Amaryllis Marie-Louise Fleming (10 December 1925 - 27 July 1999) was a British cello performer and teacher.

==Early life and education==
Fleming was born in 1925, reportedly in Switzerland. She was born out of wedlock to the painter Augustus John and his mistress Eve Fleming, who was the mother of the writers Peter Fleming and Ian Fleming by her late husband. Most of her life she was raised as the adopted daughter of Eve Fleming as a pretence to hide the circumstances of her birth. The discovery of her true parentage only in 1949 when she was in her twenties "had a traumatic effect". Fleming was thus a niece to John's sister, artist Gwen John and aunt to actress Lucy Fleming. Her paternal half-siblings included Admiral of the Fleet and First Sea Lord Sir Caspar John, Vivien John, Tristan de Vere Cole and Gwyneth Johnstone. Through Peter Fleming's marriage in 1935 she became the sister-in-law of the actress Celia Johnson.

She went away to school at Downe House in Berkshire, but went to London every three weeks for cello lessons with John Snowden. In 1943 she won a scholarship to study full-time with Ivor James at the Royal College of Music. She later studied at times under Gaspar Cassadó, Enrico Mainardi, Pablo Casals, Guilhermina Suggia and Pierre Fournier.

==Career==
She established herself as a performer throughout the 1950s, winning the Queen's Prize in 1952, making her debut the following year at The Proms, the annual classical music series at London's Royal Albert Hall, and playing with notable musicians throughout Europe.

Her career was overshadowed by the rise of Jacqueline du Pré in the 1960s, and she concentrated on chamber music, being especially known for the Fleming Trio with the pianist Bernard Roberts and the violinist Manoug Parikian.

She also became a pioneer of baroque cello music and "ground-breakingly, she became the first person this century to play Bach's Sixth suite in the manner its composer had intended", that is, using a cello with a fifth string. At times she owned cellos by Amati, Guarneri and Stradivari.

She also made an appearance in the 1969 film Connecting Rooms as the arms and fingers of Bette Davis, who portrayed a cellist in the film.

==Later life and reputation==

Her playing career ended in 1993 following a stroke, but she continued to teach at the Royal College of Music and Wells Cathedral School. Her notable pupils include Raphael Wallfisch.

She died unmarried in 1999, peacefully in a hospital at the age of 73. The Times reported that "she never became complacent.
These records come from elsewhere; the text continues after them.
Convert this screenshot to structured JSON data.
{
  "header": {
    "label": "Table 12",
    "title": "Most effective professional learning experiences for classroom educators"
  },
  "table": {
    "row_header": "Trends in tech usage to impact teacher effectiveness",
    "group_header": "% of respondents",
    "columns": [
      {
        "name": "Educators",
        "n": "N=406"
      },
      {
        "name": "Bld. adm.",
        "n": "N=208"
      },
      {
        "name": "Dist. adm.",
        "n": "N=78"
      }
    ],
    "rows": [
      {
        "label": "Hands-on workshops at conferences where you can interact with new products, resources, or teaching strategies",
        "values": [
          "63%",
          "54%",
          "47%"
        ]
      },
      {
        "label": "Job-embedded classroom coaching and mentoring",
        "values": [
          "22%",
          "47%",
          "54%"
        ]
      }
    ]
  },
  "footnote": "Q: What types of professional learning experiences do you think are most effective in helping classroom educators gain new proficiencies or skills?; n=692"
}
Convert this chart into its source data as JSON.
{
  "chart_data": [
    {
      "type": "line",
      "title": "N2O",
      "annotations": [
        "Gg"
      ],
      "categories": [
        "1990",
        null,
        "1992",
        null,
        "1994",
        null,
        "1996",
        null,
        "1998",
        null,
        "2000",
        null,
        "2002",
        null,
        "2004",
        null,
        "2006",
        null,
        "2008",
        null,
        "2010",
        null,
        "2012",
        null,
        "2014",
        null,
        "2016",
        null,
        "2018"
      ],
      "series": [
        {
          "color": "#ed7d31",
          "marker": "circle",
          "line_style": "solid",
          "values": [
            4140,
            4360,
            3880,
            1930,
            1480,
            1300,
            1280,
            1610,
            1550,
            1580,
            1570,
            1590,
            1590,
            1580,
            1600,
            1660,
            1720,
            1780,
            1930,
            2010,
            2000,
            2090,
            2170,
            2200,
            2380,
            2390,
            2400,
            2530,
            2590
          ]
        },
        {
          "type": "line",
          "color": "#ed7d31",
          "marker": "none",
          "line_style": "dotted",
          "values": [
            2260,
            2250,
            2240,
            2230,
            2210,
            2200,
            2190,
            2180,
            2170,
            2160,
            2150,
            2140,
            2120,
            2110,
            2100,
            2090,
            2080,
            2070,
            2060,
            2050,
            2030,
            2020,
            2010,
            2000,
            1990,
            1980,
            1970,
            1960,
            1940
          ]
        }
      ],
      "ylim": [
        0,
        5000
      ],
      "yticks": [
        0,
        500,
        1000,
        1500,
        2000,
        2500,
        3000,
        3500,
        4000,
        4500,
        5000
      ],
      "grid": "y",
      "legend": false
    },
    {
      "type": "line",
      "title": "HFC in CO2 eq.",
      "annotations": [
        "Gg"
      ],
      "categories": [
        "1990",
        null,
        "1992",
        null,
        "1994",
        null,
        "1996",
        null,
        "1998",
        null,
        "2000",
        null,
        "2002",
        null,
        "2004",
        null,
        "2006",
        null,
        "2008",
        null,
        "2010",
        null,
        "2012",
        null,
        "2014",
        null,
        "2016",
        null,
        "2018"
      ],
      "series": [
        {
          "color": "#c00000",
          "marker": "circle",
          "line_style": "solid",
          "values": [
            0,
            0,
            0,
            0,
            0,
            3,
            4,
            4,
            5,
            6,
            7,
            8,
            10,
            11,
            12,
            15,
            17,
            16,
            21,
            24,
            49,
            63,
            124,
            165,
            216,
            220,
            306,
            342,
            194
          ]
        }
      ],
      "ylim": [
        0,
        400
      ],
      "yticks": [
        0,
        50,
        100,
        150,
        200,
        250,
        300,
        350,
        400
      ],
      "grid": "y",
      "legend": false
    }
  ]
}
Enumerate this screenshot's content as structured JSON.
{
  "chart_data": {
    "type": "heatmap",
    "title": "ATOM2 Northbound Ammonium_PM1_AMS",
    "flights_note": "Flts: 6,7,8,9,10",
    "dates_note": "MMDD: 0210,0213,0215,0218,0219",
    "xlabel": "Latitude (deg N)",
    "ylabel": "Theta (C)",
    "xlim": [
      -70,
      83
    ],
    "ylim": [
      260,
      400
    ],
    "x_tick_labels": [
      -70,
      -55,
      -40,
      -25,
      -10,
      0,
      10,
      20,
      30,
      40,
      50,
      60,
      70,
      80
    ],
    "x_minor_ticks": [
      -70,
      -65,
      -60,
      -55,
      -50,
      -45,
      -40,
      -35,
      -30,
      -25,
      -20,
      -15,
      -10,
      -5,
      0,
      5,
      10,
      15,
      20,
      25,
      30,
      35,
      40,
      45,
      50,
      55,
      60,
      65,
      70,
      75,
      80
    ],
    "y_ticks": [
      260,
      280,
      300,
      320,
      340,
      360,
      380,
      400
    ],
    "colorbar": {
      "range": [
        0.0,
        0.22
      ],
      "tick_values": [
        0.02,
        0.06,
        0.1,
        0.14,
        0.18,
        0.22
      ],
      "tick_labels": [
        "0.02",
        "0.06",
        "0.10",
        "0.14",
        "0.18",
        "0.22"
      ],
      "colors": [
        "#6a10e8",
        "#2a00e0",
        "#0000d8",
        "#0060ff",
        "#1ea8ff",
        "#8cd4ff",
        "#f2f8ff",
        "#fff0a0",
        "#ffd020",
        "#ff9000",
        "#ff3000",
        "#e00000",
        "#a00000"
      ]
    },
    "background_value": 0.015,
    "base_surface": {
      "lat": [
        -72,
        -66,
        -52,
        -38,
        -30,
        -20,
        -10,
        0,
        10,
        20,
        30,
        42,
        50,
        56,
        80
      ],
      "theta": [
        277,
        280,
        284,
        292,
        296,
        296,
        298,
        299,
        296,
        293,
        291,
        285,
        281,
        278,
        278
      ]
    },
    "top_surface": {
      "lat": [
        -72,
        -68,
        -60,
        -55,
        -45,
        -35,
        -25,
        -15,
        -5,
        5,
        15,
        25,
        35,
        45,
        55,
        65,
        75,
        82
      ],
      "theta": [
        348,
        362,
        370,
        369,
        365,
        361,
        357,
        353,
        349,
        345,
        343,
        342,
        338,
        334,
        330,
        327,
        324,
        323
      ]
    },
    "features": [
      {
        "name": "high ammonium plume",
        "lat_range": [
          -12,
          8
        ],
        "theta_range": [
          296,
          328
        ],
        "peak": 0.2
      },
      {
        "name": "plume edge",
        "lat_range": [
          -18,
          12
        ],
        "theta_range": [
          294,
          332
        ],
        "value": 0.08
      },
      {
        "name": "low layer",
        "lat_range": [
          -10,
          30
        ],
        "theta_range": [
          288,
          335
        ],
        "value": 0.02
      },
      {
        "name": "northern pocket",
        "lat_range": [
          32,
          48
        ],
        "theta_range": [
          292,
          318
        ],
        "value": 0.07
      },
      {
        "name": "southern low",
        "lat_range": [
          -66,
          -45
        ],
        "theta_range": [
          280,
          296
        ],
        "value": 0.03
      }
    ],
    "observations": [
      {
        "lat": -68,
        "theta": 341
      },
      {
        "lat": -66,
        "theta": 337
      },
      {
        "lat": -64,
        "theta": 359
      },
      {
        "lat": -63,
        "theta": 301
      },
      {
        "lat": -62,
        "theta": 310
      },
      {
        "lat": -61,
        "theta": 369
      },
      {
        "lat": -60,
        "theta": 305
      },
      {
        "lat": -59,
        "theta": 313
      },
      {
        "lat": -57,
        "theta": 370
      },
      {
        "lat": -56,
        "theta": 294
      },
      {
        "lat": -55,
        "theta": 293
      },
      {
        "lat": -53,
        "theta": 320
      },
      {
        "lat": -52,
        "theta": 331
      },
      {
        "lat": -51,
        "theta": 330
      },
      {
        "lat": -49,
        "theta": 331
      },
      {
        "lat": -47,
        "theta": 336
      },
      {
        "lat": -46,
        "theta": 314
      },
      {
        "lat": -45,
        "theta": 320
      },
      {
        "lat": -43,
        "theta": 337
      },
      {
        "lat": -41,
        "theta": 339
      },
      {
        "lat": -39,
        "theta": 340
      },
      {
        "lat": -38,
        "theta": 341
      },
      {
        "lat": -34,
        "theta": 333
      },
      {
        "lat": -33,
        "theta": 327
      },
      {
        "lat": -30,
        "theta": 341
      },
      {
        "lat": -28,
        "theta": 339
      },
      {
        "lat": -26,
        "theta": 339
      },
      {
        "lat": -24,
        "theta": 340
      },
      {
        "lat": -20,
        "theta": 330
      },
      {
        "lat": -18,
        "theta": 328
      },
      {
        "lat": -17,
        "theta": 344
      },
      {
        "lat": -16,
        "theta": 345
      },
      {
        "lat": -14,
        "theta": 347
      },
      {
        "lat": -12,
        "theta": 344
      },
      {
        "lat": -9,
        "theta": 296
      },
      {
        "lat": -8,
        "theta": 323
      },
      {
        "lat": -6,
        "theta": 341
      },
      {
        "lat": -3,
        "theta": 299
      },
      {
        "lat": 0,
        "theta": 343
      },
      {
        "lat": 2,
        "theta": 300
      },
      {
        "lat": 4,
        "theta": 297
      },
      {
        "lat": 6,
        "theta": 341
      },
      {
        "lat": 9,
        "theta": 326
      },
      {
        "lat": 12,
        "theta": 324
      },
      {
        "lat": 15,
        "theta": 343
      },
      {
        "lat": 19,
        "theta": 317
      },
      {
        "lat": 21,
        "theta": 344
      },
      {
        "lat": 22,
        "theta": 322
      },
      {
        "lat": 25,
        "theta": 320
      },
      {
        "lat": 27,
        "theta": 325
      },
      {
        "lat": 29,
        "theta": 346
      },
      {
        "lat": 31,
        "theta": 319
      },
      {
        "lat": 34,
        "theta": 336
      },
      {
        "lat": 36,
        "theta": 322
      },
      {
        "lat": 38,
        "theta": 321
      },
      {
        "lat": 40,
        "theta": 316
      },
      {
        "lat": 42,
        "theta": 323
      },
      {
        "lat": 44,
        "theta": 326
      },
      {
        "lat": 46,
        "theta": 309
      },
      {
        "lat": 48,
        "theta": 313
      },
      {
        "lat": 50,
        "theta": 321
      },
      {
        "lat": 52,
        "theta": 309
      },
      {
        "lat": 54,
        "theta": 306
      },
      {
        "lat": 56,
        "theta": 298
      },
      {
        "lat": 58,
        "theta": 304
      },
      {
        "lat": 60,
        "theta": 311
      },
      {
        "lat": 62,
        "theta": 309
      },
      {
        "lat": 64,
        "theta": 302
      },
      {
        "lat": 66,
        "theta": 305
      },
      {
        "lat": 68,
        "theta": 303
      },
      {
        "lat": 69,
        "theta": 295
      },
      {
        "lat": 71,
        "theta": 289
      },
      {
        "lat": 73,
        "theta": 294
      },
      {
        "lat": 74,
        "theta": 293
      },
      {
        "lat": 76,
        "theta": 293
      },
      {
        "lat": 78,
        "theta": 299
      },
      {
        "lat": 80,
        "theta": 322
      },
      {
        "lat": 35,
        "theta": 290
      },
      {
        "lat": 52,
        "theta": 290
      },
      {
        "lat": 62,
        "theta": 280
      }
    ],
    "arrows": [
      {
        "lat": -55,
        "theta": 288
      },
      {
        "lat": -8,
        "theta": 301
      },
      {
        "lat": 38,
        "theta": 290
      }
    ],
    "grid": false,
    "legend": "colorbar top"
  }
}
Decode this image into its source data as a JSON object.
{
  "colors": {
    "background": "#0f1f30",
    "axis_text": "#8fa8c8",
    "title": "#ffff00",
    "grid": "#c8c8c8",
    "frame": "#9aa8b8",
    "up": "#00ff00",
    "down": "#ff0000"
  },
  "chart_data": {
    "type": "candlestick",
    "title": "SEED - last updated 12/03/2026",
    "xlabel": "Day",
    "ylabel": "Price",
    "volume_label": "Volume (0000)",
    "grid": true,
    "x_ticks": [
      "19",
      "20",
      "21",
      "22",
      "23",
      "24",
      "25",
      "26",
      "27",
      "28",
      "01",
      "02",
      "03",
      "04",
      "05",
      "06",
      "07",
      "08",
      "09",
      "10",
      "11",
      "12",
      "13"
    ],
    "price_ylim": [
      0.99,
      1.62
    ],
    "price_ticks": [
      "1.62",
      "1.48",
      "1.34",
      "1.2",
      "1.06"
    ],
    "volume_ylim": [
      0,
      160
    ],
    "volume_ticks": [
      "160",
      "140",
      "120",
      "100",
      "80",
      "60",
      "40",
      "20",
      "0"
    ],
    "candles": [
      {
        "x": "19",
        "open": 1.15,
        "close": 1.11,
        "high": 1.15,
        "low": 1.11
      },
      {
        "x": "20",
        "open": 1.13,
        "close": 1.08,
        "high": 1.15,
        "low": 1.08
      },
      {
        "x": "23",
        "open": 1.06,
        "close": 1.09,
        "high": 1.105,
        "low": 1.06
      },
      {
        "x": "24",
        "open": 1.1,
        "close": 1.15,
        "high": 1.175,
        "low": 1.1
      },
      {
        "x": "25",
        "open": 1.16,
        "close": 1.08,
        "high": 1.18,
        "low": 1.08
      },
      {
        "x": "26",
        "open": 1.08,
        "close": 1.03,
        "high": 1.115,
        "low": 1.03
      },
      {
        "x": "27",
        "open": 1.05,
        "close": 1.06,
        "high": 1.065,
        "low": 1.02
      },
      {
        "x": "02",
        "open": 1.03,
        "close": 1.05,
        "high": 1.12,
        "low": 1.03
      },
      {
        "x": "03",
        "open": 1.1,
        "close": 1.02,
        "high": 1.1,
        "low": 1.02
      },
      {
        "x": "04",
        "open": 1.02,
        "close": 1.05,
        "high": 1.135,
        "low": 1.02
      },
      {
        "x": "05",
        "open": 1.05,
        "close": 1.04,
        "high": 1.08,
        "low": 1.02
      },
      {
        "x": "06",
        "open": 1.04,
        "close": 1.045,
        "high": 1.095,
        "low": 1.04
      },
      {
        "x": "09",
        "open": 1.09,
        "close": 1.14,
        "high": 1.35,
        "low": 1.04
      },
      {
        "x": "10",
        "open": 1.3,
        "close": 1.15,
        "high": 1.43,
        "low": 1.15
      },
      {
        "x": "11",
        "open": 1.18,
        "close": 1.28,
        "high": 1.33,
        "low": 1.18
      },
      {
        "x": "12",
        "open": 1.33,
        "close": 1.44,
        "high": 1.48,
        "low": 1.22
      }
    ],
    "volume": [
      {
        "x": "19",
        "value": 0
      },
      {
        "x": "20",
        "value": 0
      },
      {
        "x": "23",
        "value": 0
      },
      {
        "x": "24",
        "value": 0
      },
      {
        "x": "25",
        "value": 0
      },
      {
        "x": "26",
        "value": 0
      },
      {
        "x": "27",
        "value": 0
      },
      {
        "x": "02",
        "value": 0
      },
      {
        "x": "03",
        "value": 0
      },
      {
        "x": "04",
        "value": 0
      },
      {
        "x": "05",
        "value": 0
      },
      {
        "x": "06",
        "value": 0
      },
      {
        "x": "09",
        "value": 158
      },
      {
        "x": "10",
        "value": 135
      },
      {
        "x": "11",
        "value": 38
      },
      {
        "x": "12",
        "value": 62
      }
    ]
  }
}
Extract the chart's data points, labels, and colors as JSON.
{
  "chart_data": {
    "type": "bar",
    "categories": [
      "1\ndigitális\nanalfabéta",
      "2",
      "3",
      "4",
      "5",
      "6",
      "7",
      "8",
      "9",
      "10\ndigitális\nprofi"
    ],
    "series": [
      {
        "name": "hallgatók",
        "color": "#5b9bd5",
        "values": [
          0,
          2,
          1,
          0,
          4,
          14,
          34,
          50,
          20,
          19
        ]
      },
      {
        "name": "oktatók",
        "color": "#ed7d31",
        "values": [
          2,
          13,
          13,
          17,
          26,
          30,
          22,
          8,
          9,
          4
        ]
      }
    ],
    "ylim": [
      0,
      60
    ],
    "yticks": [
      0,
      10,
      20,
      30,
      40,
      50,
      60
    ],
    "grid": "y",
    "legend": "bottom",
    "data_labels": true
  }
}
She sought out the best teachers in Europe and willingly experimented with many techniques, including practising naked in front of the mirror."

Her half-brother Ian Fleming, in one of his James Bond short stories "The Living Daylights", has Bond musing about a cellist he observes from his sniper's position: "There was something almost indecent in the idea of that bulbous, ungainly instrument between her splayed thighs. Of course Suggia had managed to look elegant, and so did that girl Amaryllis somebody. But they should invent a way for women to play the damned thing side-saddle."

In March 2009 the concert hall of the Royal College of Music, following refurbishment, was renamed the "Amaryllis Fleming Concert Hall" in her honour.